French M1845 Infantry Sabre d'Officier Général. Final Result Apr 27, 2014 14:28:48 GMT
Post by Uhlan on Apr 27, 2014 14:28:48 GMT
I bought this sword from a private seller. His picture was not very good, so I thought to buy a standard M 1845 Infantry Officier Superieure. The M 1845 comes in two flavours: the sabre for Adjudants with a quill point blade, like here:
And the triple fullered and straight sword for Officers:
Both had the same hilts:
I had fancied the Officers sword for years, but somehow it never really happened. Untill I saw this one:
Nice and not too beat up, Seconde Empire to booth.
How I know this is Seconde Empire?
The original versions had leather scabbards with brass hangers and chapes.
In 1855 it was ordained that the leather scabbards for Officers were out and the two ringed steel scabbard came in. This being France, the leather scabbards for the Adjudants remained in use untill about 1882, when a new model M 1882 Infantry sword was introduced with steel scabbard and the now standard 1 carrying ring, but still some Adjudants would not give in and it is said that right through WWII some still carried the good old M1845 with its leather scabbard.
Here is the M 1882:
Looking at this, I cannot blame them.
Some smartasses even, as a sort of compromise, had their M 1845 hilts planted on top of the M 1882 blade!
Back to my M 1845.
So I bought it and when I got it in my hands, what a pleasant surprise it was. First reaction: WTF?
Second reaction: digg into ,, Les Sabres, by Jean Lhoste, a copy of which Dave Kelly was so kind to supply me with.

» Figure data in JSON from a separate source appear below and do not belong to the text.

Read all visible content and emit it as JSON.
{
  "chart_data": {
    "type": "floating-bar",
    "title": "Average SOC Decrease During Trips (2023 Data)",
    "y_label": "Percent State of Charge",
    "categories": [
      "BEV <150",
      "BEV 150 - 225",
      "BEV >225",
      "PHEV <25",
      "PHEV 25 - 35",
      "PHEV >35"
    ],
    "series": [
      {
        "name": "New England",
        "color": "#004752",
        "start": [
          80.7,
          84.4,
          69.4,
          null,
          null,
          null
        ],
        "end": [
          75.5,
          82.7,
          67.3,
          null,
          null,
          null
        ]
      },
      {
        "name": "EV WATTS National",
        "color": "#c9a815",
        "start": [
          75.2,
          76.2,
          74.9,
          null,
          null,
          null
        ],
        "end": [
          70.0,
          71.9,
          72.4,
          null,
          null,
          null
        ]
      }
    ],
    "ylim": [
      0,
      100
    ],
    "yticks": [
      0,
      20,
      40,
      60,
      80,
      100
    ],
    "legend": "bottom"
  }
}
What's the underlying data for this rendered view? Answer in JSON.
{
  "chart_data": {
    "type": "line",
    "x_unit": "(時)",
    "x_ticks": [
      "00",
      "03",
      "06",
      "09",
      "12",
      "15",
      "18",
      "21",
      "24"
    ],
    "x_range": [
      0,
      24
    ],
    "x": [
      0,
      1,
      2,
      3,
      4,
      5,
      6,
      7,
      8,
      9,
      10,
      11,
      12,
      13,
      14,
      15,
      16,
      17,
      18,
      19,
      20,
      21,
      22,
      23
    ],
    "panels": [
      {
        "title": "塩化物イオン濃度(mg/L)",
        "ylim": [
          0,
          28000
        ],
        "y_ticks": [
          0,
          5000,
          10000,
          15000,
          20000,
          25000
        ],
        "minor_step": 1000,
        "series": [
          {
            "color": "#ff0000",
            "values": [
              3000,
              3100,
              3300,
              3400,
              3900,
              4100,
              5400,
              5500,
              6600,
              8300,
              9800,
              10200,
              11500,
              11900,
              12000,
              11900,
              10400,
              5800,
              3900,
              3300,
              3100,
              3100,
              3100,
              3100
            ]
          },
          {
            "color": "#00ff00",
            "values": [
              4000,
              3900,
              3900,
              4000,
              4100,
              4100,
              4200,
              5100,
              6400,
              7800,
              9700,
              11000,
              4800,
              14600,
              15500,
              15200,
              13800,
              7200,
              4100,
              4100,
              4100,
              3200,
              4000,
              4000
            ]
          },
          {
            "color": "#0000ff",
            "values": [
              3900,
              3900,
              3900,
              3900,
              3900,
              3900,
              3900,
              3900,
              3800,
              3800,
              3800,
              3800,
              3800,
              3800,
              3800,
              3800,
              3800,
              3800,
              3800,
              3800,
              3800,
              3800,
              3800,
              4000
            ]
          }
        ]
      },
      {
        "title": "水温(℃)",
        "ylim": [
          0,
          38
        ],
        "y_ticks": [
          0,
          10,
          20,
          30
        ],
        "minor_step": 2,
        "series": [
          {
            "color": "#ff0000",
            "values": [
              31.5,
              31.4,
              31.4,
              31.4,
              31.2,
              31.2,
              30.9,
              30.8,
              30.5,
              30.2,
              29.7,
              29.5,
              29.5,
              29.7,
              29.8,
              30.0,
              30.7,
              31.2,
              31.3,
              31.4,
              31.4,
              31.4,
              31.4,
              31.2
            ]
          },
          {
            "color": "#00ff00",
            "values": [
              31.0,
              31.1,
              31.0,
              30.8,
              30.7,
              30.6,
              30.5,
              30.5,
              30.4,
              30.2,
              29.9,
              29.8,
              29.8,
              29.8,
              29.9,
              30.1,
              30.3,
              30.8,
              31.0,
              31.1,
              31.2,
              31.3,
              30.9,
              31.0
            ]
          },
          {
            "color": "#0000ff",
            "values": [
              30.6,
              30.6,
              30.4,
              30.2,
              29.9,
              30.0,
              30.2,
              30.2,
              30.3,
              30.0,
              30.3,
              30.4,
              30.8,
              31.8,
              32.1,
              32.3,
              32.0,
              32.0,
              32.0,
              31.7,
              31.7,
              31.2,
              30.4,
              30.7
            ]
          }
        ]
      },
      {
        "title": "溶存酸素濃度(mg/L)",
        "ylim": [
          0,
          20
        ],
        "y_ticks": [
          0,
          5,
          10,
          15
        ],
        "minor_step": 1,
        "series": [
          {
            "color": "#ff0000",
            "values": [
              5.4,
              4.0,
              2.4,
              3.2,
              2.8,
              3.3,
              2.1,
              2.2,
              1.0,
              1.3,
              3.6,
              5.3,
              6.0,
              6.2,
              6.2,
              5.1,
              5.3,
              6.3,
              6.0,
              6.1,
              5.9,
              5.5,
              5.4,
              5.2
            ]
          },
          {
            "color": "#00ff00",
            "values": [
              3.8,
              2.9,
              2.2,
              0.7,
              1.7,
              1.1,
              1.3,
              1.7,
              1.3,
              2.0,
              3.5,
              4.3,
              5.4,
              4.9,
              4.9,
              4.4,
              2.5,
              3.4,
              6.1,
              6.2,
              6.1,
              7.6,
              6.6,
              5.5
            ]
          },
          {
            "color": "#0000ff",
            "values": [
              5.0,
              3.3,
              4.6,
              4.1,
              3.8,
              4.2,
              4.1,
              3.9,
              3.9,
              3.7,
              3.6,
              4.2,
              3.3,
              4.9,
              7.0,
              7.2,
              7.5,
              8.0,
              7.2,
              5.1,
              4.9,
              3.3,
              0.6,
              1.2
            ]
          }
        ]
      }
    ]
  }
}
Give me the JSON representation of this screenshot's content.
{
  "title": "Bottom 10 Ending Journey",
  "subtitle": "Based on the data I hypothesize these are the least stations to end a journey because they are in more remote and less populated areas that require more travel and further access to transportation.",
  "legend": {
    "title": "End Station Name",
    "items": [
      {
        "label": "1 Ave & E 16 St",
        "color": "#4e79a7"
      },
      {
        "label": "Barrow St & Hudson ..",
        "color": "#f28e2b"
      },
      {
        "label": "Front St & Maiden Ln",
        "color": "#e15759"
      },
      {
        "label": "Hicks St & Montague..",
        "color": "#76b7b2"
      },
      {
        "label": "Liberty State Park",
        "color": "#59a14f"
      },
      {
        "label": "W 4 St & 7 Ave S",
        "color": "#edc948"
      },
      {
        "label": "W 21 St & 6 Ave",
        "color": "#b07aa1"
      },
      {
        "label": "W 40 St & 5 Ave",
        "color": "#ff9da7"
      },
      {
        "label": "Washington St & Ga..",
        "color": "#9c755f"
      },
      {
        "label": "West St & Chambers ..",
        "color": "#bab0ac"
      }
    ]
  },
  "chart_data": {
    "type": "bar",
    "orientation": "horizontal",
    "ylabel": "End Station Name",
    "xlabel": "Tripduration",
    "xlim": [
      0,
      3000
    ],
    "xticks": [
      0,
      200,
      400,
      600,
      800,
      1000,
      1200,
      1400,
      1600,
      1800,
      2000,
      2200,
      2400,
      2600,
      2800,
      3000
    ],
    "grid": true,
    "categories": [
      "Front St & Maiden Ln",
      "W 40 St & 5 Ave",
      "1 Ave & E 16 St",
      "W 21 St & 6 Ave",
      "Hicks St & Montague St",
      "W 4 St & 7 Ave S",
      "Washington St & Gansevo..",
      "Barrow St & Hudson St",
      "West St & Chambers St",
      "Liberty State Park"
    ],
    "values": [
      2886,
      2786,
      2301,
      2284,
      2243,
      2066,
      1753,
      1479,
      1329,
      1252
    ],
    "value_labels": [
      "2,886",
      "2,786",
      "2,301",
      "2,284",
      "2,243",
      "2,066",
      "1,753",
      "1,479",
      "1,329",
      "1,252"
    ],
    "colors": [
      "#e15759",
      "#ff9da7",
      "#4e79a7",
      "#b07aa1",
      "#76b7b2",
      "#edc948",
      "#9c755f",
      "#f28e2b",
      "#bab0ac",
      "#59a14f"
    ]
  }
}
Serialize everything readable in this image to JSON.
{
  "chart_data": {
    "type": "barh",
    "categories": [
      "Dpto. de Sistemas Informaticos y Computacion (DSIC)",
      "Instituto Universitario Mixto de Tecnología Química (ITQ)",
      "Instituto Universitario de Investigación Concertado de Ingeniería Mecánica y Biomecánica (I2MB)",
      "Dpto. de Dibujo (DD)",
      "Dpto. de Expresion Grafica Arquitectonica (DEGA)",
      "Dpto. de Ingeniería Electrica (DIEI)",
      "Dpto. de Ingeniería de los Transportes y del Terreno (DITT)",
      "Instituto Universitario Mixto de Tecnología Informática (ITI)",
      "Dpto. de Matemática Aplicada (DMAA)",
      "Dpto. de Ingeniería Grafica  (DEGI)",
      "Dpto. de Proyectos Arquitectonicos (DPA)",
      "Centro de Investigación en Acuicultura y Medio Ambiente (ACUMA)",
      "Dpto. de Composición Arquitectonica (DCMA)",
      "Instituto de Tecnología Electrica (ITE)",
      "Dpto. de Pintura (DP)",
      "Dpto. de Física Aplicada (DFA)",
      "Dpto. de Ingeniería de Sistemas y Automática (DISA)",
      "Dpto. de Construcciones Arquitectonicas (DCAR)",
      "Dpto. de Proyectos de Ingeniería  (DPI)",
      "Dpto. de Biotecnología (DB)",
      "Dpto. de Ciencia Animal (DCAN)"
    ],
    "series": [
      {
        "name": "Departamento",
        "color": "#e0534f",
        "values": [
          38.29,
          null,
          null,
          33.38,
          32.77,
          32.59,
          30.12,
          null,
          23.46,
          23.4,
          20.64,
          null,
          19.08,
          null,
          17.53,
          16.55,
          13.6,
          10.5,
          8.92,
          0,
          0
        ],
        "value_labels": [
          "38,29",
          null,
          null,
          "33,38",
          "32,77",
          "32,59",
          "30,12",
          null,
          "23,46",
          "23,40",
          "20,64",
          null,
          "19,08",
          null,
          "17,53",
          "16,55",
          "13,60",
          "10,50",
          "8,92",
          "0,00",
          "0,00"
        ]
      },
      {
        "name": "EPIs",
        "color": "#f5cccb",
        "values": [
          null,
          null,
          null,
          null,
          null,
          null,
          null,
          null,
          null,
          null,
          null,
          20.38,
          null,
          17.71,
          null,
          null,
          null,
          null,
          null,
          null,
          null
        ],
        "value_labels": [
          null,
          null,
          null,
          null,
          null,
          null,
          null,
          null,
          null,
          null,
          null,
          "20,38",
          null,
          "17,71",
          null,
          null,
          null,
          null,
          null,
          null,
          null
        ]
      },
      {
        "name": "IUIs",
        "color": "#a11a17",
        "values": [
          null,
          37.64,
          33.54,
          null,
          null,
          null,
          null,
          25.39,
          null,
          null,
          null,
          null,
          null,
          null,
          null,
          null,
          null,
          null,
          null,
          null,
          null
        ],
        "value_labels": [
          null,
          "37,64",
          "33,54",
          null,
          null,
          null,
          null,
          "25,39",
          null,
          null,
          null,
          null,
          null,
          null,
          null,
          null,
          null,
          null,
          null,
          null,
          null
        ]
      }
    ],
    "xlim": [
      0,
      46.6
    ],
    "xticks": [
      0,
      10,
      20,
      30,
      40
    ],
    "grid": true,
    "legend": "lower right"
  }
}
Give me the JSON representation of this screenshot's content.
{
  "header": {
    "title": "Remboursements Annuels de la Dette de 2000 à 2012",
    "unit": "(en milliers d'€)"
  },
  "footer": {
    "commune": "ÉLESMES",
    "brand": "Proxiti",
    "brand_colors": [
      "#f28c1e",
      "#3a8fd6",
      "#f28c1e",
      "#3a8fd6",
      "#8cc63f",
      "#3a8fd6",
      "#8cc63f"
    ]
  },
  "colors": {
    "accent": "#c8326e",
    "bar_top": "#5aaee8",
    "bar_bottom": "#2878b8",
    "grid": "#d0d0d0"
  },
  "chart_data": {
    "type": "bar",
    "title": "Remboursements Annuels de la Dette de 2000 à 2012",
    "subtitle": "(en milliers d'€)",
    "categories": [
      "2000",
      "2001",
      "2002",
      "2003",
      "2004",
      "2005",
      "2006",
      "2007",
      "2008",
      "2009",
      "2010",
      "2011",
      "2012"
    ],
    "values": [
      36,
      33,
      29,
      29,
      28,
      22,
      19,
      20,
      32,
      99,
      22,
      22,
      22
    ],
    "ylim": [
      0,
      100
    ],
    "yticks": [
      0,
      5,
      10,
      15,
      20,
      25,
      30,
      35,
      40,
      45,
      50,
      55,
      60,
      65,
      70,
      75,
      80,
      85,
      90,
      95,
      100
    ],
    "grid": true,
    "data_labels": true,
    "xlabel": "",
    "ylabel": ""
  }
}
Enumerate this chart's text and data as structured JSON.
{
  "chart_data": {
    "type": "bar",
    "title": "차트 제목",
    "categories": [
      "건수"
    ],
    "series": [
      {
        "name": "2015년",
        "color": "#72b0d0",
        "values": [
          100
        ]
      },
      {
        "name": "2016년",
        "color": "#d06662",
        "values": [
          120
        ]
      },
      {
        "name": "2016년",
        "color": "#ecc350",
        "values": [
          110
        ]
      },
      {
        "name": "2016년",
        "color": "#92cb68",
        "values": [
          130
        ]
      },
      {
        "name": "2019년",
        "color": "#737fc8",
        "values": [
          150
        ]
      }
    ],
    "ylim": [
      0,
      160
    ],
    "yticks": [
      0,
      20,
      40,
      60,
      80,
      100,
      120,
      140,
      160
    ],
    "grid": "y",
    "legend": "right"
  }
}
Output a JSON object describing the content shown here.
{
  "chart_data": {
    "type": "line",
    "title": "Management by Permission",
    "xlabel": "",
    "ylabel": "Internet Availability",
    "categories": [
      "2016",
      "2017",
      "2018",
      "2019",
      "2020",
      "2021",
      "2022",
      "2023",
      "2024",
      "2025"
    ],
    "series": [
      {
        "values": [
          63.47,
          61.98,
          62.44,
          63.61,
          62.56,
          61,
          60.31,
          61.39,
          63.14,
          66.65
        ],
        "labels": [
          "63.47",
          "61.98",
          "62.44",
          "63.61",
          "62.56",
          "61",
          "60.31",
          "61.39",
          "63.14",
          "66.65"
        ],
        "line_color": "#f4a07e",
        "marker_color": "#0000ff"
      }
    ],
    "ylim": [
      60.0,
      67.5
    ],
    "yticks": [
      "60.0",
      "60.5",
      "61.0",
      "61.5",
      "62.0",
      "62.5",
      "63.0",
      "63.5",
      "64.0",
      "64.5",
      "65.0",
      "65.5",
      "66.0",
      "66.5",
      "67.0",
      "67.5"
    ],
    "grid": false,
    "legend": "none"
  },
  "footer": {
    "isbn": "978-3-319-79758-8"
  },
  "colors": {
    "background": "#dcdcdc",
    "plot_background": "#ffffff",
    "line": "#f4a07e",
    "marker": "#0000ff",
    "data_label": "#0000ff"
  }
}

And there I found it: ,, Sabre d'Officier Général".
To the unsuspecting eye, also thanks to the crappy image I got from the seller, It looks like the M 1845 Officers sword.
The same straight, three fullered blade and the hilt, at first glance, looked also like it. So, what was the difference?
The standard M 1845 hilt:
The Sabre d'Officier Général:
The latter has a double decker hilt ( my ,,speak'') and as a consequense is wider, more half basket, a bowl:
I had never seen this version before, so I was very pleased.
Here is the USA version. The hilt is exactly the same, except for the US cypher of course:
I decided to clean the sword and scabbard and bring it back to its former glory. There was some staining here and there, nothing substancial and I wanted to replate the hilt.
So I did away with the peen.....
Another surprise. On top of the bone grip sits the Phrygian cap were the grip fits into. It has this thick ring or flange. You can see it at the before last picture. On top is the peen.
So, I filed a little and gave the hilt a little wack, to get the peen lose. What happened was that the top of the Phrygian cap came off, the piece above the thick flange. I could now look into the Phrygian cap and I saw the tang was screwed to the inside of the cap with a brass nut, onto a plateau. This was something new! Never seen, nor heard of this construction before in the context of antique sabres and swords, most certainly not French ones.
The tang has a fine thread of about 12mm and it starts well over 10mm under the peen. The nut is made of brass, is flat and square and is about 2-2,5mm thick. I hope to have the gilding done next week and then be able to have somebody make pictures. I do not have a camera yet.
Now for some details of the sword:
Maker of the blade: Manufacture Imperiale de St. Etienne.
Strange, since St. Etienne did and still does, bajonets and fire arms. Not swords.
The poincons: B in shield and B in circle.
Looking at the stats for St. Etienne, I get two possible time frames:
B: Commandant Briand= 1856 - 1862.
Or: Colonel Boigeol = 1866 - 1873.
Caveat: Here I make the asumption that everything leaving St. Etienne was marked with the same poincons as the fire arms.
The tang is marked R A. It is (fire) blued and the tip (peen) is quite soft.
The scabbard carries the same poincons.
The hilt was done by Diquel Paris.
The blade is the Officers standard 86 cm long and is at the shoulders 7mm thick.
The weight is 400 grams.
The hilt components weigh 465 grams.
So the sword weighs the grand total of 865 grams.
The scabbard weighs 447 grams.
This is a highly fencible and light sword, stiff, although with some flex to the blade. Just right, I think, for a light, fast cutter and a mean stabber.
When I got the sword, I noticed that the blade was only in a factory polish. Grind marks all over. Chatellerault or Klingenthal did much better, or Mr. Diquel left it just as is. The blade was almost cutting sharp though.
I polished the blade. Now it is much better, as it should have been. No more grind marks and with sharp lines and 99% of the spotting is gone. The hilt I polished and I took some little dents out that annoyed me. A few others I left, for old times sake. The scabbard had some very small dents, hard to spot, but was quite dark. I took the wirebrush to it, followed by the fine bronze brush and Mothers as a final step. It is now shiny and the small amount of pitting is mostly gone. When I am done the sword will be at 90% of its former glory, while still retaining its antique aura.